DJ Ötzi

Wir lassen unsere Helden nicht mehr leben

Gerry Friedle alias DJ Ötzi über Tschaikowsky, Thomas Bernhard, sein Bauchgefühl, den Eurovision Song Contest und die Plagiatsdiskussion um Cascada

DJ Ötzi

© Volker Neumueller

Herr Friedle, Sie mögen Tschaikowsky?
Gerry Friedle: Ich mag klassische Musik, seit ich „Schwanensee“ gesehen habe. Das war in Salzburg, ich hatte eine Einladung zum Ballett, wobei ich in dem Moment dachte: „Das kann ich gerade echt nicht gebrauchen.“ Doch dann fing die Vorstellung an und es hat mich total begeistert. Auch weil die wirklich gut drauf waren, vom russischen Ballett.
Dann habe ich mir 100 Meisterwerke heruntergeladen, mich damit auseinandergesetzt… Das hier zum Beispiel höre ich jetzt immer im Auto (Friedle spielt auf seinem Handy den dritten Satz von Beethovens Violinkonzert in D-Dur ab) Genial! Ich finde das cool. Vielleicht hat ein anderer keinen Zugang dazu, den habe ich auch nicht gehabt. Aber heute höre ich so etwas und es tut mir gut.

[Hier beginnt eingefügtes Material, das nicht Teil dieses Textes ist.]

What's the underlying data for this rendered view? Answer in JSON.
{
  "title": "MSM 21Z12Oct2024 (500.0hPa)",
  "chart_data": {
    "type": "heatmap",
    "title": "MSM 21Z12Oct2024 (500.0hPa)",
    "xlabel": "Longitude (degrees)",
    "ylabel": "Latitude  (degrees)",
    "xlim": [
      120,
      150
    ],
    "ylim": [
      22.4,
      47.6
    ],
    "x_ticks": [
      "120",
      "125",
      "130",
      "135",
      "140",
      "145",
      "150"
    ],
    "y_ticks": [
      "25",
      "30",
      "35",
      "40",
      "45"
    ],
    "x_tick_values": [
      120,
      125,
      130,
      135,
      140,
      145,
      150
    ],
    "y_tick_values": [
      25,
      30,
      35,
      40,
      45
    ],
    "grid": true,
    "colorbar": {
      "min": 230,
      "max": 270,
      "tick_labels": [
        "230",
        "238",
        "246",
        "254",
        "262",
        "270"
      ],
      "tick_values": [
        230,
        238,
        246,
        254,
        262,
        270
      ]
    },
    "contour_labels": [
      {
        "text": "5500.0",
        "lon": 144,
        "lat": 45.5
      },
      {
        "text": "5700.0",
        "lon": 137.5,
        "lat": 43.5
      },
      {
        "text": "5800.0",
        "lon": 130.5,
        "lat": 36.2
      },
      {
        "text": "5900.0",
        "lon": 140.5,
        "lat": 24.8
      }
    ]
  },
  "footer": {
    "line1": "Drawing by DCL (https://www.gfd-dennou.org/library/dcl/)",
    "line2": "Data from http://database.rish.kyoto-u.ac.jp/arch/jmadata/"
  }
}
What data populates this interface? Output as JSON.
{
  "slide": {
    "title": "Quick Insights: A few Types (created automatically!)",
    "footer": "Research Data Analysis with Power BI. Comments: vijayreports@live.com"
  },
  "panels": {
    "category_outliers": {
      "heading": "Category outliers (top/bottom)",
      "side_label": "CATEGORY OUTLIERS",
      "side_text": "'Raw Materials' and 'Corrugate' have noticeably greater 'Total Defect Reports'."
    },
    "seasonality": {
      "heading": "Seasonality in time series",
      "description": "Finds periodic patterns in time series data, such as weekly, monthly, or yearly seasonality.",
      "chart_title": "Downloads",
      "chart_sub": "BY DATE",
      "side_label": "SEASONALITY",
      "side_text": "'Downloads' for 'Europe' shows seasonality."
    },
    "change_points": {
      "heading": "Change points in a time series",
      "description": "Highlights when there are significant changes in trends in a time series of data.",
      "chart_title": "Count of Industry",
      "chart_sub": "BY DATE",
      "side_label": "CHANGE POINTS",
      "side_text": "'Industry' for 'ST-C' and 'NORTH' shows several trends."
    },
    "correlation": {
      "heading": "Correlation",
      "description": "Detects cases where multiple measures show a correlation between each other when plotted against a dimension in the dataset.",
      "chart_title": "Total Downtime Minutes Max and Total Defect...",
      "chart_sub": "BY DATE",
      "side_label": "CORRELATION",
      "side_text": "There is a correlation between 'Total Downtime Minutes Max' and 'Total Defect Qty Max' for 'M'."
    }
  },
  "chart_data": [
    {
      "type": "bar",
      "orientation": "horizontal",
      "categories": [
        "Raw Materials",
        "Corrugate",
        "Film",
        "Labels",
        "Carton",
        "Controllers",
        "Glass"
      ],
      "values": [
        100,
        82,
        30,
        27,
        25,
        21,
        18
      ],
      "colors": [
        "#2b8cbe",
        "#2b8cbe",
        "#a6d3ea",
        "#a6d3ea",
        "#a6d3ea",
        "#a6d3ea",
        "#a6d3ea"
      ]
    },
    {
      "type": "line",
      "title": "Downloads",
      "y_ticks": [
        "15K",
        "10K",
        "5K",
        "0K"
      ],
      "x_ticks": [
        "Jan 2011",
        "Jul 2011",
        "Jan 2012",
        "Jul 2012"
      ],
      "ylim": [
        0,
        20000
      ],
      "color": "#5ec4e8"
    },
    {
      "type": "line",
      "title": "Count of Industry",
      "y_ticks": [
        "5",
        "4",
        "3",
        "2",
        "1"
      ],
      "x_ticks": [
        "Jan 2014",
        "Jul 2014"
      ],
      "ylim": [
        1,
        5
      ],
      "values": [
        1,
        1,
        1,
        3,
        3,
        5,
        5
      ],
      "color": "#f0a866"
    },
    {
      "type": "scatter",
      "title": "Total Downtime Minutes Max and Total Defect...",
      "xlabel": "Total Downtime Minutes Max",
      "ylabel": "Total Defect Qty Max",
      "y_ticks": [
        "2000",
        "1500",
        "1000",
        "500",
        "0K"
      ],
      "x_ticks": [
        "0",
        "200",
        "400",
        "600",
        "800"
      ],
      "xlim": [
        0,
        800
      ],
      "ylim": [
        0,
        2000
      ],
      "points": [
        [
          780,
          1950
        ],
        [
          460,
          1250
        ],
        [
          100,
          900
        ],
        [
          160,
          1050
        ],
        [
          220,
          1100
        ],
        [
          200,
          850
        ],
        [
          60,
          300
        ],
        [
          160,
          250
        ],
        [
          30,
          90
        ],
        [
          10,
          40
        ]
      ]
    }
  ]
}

Und Sie verwenden jetzt eine Melodie aus Tschaikowskys erstem Klavierkonzert auf Ihrem Album „Es ist Zeit“.
Friedle: Das habe nicht ich gemacht, sondern ein Produzenten-Team aus Flensburg. Das war deren Idee, die haben mir das geschickt und ich habe das genommen, weil ich die Melodie cool fand.

Sie haben beim Covern in den letzten Jahren mehr als einmal ein glückliches Händchen bewiesen. Worauf kommt es beim Covern an?
Friedle: Grundsätzlich sollte man ein Ohr dafür haben, was gut ist, worin man sich wiederspiegeln kann, was man verändern könnte und wie man es verändern könnte.
Ich würde nie „Jump“ von Van Halen covern, weil der Song einfach zu stark ist. Ich würde auch „Down Under“ von Men at Work nicht in der Originalversion nehmen. Wir haben den Song verändert, und in der jetzigen Bearbeitung, mit dem Text über Tirol ist das super. Man muss sich beim Covern schon wirklich Gedanken machen, wie, was und wer. Den Song „Anton aus Tirol“ haben vor mir zwölf Leute gemacht und es hat nicht funktioniert. „Hey Baby“ von Bruce Channel haben auch schon Hunderte gecovert, meine Version war dann weitaus erfolgreicher als das Original.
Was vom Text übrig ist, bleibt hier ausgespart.